Seperti
halnya di Indonesia, di Burma juga terdapat gerakan-gerakan dari masyarakat
untuk merdeka (gerakan nasionalis). Gerakan untuk merdeka ini pertama kali
dipelopori oleh biksu (pongyis), para
biksu menganggap peratutan yang diterapkan oleh Inggris yang menjatuhkan nilai
biksu dalam masyarakat Burma dan menjadikan negara Burma menjadi negara sekuler
(bersifat keduniaan). Akhirnya pada tahun 1906 para pongyis (biksu budha) mendirikan organisasi yang bernama Young Men’s Buddhis Association (YMBA),
organisasi ini diketuai oleh U May Oung. Organisasi ini menitik beratkan pada
keagamaan dan pelayanan sosial, karena tidak ingin menjadikan negara Burma
menjadi negara sekuler, maka para pongyis
(biksu budha) mencoba untuk menyadarkan para komunitas biksu budha (sangha) agar tidak menjadi sekuler.
Selain itu para pongyis (biksu budha)
juga menanamkan rasa nasionalisme pada masyarakat Burma, hingga pada tahun 1920 organisasi ini berubah nama
menjadi Dewan Umum Perkumpulan Budha (GCBA
(General Council of Buddhist Associations)) yang di ketuai oleh U Chit
Hlaing.
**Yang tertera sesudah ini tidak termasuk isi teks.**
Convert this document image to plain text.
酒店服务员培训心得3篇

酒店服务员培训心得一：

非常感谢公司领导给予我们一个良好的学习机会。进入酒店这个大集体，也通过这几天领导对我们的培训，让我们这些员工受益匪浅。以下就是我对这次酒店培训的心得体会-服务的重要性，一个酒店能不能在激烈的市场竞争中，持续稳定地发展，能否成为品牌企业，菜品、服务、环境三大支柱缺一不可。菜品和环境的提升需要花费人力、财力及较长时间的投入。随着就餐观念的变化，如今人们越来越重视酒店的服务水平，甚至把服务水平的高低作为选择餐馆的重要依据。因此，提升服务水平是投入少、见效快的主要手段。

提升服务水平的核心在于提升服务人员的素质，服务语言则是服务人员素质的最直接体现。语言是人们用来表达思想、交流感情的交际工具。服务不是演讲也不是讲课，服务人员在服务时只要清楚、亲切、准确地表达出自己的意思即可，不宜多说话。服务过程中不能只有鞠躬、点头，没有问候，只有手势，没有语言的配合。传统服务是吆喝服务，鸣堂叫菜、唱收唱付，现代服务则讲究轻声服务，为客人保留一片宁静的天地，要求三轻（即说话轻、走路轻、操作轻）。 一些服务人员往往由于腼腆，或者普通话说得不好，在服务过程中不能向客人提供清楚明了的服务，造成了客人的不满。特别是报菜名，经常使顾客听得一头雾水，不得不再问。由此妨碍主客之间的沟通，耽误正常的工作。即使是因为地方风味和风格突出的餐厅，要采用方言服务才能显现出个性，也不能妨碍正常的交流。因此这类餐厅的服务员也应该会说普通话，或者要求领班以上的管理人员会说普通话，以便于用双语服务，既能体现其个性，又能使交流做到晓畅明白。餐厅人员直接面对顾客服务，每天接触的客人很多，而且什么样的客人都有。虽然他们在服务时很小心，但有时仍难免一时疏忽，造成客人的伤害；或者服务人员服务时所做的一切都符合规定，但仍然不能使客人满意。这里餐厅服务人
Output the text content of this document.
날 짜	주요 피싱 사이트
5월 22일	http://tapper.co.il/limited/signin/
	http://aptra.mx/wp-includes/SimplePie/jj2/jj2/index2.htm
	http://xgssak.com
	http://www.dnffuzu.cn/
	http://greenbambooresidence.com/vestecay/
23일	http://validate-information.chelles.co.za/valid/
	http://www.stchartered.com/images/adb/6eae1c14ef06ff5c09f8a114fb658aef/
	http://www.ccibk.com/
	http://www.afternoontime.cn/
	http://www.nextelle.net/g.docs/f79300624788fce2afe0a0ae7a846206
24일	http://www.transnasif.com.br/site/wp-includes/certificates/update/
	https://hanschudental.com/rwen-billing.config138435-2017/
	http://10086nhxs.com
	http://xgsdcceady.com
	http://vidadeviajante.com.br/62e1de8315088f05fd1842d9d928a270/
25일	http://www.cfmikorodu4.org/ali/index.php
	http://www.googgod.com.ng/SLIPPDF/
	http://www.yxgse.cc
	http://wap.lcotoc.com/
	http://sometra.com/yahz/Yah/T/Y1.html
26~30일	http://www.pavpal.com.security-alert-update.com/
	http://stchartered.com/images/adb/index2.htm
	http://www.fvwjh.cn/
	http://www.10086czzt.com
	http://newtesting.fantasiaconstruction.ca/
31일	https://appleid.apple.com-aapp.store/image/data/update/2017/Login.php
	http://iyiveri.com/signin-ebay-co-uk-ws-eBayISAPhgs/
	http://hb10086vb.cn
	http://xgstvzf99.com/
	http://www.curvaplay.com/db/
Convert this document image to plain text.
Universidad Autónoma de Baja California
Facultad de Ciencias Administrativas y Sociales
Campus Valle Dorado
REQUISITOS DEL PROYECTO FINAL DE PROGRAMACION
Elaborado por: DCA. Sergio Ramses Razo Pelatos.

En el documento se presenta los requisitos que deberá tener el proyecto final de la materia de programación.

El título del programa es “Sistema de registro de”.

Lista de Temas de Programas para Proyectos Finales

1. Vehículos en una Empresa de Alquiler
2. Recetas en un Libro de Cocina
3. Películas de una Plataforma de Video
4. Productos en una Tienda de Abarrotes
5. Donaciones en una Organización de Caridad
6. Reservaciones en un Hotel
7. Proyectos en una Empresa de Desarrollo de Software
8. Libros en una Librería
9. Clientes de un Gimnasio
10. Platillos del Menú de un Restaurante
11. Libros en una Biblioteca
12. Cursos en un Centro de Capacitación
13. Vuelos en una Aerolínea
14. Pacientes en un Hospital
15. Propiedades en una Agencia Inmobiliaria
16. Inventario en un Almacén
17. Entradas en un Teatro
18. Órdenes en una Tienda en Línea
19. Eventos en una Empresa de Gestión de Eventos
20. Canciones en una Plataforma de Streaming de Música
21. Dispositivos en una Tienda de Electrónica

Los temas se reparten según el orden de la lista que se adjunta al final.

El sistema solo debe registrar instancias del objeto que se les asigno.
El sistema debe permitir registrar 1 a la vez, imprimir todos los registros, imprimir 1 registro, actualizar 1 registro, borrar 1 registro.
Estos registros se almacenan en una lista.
Perubahan nama ini menandakan anggota organisasi ini bertambah luas,
anggota oraganisasi GCBA ini juga mencakup para pelajar dan non-biksu lainnya.
Hal ini terbukti dengan demonstrasi yang melibatkan mahasiswa pada tanggal 4
Desember 1920 untuk menentang kebijakan Universitas yang bersifat elistis,
selain itu mereka berdemonstrasi karena dibatasinya kegiatan mahasiswa di
universitas Rangoon. Pembatasan yang dilakukan oleh pihak Inggris kepada
mahasiswa diantaranya adalah dilarang mempublikasikan famflet-famflet yang berisikan
pilitik, diskusi politik di arena kampus, pengawalan ketat para mahasiswa di
asrama-asrama sehingga menyulitkan gerakan mahasiswa untuk berkonsolidasi.
Demonstrasi
terbesar ini juga memprotes diskriminasi politik yang terdapat dalam Montagu-Chelmsford
Reform, yaitu sebuah proposal yang berisi program perubahan yang direncanakan
Inggris untuk menempatkan dewan legislatif India pada tingkat provinsi. Dewan
legislatif tersebut mayoritas terdiri dari orang Inggris dan India, sementara
orang Burma tidak diberi posisi untuk menduduki dewan legislatif tersebut. GCBA
menginginkan agar mereka diberikan wewenang untuk menontrol sendiri pemerintahan
di Burma, mereka kemudian memboikot pemilihan umum untuk memilih dewan yang
baru dan menolak posisi eksekutif di kabinet. Perbedaan pendapat di tubuh GCBA
mengenai pemisahan Burma dengan India mengakibatkan Dr. Ba Maw menyatakan
mengundurkan diri dan membentuk organisasi baru yang bernama partai Sinyetha (Poor Man’s Party) pada tahun 1936, Dr.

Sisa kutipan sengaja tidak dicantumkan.